Quand j’entends Morel, j’ai le paronyme laurel qui m’appelle. Pas le binôme d’Hardy mais cet arbuste qu’on appelle également le laurier-cerise (prunus laurocerasus). Oui, Morel me fait penser à ces banales haies de laurel qui bordent les propriétés dans le lotissement savoyard de mes parents ; comme elles bordent les banlieues pavillonnaires de tous les territoires, faisant perdre la typicité de nos paysages locaux.

Ces affreux laurels m’évoquent surtout le foyer familial, à cette époque bénie où l’on s’esclaffait en famille devant les Deschiens de Canal +. Tel un geek, j’enregistrais ces pastilles irrésistibles et terriblement irrévérencieuses tous les soirs. Les VHS, minutieusement numérotées grâce à une étiqueteuse thermo-collante high tech, s’accumulaient sur les étagères de « la chambre d’ami » pour finir, une décennie plus tard sur d’autres étagères plus sinistres, dans la cave.

Dans le même temps, je découvrais les joies de la glandouille universitaire et surtout les atouts d’une ville moyenne disposant d’une scène nationale, l’Espace Malraux, lieu voisin de la médiathèque municipale qu’il m’arrivait de fréquenter pour emprunter des disques et des bédés.

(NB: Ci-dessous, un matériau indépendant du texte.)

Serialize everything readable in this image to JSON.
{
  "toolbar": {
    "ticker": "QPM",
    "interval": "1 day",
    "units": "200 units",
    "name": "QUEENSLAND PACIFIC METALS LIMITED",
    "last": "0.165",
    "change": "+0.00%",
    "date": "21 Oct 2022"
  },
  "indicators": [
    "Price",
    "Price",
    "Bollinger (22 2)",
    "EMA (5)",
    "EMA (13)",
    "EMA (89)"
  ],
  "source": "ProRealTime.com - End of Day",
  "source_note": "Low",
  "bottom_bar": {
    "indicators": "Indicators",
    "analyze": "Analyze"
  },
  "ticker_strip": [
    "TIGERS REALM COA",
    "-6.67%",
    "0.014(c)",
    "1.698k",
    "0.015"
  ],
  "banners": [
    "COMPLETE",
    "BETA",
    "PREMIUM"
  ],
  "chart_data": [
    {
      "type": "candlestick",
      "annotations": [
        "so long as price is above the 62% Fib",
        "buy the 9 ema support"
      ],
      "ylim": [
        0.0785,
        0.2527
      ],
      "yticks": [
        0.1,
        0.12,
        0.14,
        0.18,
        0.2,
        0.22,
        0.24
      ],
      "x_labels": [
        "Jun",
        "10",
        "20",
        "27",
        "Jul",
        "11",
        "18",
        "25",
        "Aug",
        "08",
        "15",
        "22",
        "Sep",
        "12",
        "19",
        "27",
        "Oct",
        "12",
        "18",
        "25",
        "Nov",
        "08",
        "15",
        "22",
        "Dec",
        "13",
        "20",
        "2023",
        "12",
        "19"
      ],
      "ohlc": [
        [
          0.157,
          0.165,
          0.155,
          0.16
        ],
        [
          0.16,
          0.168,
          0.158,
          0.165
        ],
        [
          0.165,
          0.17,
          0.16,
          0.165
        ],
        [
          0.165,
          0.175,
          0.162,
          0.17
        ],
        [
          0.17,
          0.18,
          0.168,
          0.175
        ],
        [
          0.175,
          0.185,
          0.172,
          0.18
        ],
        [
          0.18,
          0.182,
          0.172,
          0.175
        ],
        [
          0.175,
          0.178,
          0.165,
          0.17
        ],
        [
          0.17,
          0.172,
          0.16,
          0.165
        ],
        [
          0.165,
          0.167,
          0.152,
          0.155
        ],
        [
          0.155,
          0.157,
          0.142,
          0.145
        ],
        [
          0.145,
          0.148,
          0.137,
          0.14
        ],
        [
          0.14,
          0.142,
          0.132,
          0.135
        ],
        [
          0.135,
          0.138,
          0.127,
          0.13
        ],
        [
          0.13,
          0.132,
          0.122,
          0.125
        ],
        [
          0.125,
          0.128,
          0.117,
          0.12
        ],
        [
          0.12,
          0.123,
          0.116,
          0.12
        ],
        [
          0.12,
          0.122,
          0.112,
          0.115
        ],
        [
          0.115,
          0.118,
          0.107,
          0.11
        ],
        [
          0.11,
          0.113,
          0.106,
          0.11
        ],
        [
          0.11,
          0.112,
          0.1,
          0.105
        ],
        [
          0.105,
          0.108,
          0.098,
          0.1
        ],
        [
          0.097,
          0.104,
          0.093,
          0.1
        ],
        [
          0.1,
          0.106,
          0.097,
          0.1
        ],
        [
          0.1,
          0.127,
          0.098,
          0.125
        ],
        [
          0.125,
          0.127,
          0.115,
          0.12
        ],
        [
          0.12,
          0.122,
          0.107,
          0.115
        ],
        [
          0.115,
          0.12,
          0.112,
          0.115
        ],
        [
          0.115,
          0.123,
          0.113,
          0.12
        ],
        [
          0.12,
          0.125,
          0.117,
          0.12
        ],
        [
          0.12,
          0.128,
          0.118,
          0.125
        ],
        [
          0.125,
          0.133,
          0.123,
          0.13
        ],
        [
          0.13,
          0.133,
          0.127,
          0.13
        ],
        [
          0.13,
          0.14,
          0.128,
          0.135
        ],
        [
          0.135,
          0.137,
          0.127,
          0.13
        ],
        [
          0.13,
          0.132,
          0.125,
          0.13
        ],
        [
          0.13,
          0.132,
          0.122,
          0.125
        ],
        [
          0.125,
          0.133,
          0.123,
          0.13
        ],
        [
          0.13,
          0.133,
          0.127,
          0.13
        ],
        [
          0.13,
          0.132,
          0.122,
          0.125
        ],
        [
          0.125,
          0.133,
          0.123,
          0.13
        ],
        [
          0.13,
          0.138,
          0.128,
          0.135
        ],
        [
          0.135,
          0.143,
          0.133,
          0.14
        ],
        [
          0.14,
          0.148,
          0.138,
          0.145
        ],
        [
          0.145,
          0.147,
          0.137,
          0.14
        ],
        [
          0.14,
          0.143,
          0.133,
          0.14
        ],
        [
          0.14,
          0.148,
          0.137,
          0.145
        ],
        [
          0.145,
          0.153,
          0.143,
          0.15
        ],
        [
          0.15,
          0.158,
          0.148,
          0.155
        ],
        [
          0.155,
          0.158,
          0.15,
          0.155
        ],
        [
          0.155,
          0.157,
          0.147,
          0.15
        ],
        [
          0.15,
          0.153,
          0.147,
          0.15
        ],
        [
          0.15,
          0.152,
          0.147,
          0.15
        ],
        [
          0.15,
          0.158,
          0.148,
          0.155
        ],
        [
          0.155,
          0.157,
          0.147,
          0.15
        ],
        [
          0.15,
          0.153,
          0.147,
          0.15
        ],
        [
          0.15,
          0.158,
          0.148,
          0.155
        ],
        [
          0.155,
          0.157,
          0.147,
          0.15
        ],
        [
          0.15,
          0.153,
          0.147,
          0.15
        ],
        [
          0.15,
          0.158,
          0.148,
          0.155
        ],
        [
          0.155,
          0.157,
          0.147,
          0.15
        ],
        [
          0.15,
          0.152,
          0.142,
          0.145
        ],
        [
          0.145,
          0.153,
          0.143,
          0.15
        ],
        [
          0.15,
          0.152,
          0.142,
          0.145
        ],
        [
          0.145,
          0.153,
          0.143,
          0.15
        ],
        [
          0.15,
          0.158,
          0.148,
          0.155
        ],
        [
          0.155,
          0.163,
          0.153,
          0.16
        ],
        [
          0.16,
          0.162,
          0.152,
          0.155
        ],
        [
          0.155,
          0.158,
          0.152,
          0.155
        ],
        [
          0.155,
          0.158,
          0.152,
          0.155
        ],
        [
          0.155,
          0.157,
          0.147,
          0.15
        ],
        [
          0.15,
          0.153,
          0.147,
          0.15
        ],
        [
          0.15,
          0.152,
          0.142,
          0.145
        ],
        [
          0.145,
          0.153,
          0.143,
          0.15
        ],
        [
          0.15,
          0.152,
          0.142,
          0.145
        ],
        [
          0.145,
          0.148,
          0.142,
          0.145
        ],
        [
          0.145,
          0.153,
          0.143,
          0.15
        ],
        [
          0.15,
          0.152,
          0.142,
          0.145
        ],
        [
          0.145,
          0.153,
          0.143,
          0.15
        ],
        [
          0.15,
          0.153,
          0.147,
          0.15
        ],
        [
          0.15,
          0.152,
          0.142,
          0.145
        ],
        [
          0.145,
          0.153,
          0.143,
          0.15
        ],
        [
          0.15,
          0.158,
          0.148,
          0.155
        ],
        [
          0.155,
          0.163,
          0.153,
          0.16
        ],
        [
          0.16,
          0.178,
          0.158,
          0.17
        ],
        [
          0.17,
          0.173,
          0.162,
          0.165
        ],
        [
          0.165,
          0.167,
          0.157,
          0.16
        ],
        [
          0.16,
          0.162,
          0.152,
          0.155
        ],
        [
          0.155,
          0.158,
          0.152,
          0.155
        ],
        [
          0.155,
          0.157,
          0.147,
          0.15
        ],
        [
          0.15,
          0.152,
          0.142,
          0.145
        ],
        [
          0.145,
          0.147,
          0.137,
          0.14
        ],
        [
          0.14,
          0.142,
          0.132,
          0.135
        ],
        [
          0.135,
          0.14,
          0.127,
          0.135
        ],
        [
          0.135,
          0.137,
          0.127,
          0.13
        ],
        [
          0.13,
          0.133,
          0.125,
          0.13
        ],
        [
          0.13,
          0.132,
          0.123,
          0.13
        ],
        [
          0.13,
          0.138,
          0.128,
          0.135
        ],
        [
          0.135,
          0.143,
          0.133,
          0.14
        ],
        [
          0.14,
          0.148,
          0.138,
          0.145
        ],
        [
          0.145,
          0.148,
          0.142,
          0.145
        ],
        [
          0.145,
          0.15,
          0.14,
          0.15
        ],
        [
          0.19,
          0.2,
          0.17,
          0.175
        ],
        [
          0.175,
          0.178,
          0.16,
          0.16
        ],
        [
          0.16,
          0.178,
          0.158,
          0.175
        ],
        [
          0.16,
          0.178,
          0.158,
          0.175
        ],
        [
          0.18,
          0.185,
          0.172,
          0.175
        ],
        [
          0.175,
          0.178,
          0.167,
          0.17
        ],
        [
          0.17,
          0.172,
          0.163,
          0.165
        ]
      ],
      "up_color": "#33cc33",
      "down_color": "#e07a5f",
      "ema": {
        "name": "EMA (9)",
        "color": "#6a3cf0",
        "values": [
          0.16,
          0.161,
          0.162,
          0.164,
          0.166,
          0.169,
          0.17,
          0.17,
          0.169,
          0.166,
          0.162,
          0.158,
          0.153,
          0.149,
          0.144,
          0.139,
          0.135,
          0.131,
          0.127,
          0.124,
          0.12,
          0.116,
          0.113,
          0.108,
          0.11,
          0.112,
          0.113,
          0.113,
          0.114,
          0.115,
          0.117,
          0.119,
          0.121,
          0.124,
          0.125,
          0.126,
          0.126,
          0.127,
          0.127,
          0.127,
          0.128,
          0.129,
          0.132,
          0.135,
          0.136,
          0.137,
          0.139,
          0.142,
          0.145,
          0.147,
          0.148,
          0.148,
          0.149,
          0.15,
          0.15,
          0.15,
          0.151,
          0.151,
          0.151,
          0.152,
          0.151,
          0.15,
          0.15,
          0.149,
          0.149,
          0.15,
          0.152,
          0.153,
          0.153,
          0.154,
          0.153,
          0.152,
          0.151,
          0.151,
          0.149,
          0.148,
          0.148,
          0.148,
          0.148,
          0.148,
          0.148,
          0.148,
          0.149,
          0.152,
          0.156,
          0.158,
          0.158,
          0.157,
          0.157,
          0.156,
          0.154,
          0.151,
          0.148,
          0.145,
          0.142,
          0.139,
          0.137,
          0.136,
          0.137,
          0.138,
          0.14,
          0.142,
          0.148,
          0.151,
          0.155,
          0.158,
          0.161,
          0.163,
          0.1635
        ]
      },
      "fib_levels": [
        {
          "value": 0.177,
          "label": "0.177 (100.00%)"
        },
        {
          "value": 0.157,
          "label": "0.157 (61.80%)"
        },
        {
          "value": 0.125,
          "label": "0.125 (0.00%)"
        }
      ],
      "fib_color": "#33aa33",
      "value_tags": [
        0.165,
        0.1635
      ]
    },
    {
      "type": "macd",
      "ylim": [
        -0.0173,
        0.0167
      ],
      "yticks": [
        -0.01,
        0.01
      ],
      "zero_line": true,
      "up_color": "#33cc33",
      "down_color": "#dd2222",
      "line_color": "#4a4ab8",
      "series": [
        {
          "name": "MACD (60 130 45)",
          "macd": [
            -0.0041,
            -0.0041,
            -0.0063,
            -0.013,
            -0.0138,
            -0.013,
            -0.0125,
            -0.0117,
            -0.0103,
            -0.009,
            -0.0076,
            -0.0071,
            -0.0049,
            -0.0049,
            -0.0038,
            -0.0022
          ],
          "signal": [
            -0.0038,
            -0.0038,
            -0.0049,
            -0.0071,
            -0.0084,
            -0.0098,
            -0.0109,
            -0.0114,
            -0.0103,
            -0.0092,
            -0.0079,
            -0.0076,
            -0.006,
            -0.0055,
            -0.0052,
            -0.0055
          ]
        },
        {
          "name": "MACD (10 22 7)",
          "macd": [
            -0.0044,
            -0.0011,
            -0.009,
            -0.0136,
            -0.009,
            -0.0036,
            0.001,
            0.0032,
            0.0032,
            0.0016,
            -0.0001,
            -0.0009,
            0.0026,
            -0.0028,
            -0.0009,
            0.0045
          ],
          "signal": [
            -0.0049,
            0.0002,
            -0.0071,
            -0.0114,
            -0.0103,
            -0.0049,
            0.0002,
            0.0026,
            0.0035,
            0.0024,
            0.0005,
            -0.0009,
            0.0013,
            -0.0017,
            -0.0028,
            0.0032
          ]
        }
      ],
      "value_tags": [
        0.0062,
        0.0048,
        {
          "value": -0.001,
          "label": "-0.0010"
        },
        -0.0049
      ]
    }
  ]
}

Le bon villageois que j’étais ne pouvait envisager de pénétrer dans d’autres salles obscures que les cinémas. L’unique expérience théâtrale de mes jeunes années se résumait en une représentation d’une troupe d’amateurs déclamant fort et mal du Molière dans la salle polyvalente du lycée pendant que Stéphanie Legrand – la bombe de la classe – n’était pas avare en ricanements sur le comédien dans son seyant collant.

Le jour où j’ai vu que la troupe de Jérôme Deschamps et Macha Makeïeff, composée desdits Deschiens se produisait dans ma ville de Chambéry, j’ai foncé. J’ai été surpris car c’était différent de la télé mais j’ai adoré. Puis j’ai enchaîné avec Découflé, le Cirque Plume, Archaos, sans jamais lâcher cette bande d’allumés. En somme, je peux affirmer que François Morel, c’est ma madeleine de Proust, bien perché dans les hauteurs de ma pyramide de la déconne où se côtoient Woody Allen et des prouts.

Ne comptez donc pas sur moi pour énoncer la moindre critique envers le spectacle de Monsieur Morel. Allez faire un tour du côté de chez Zerbinette si vous voulez avoir la preuve que Morel est éternel.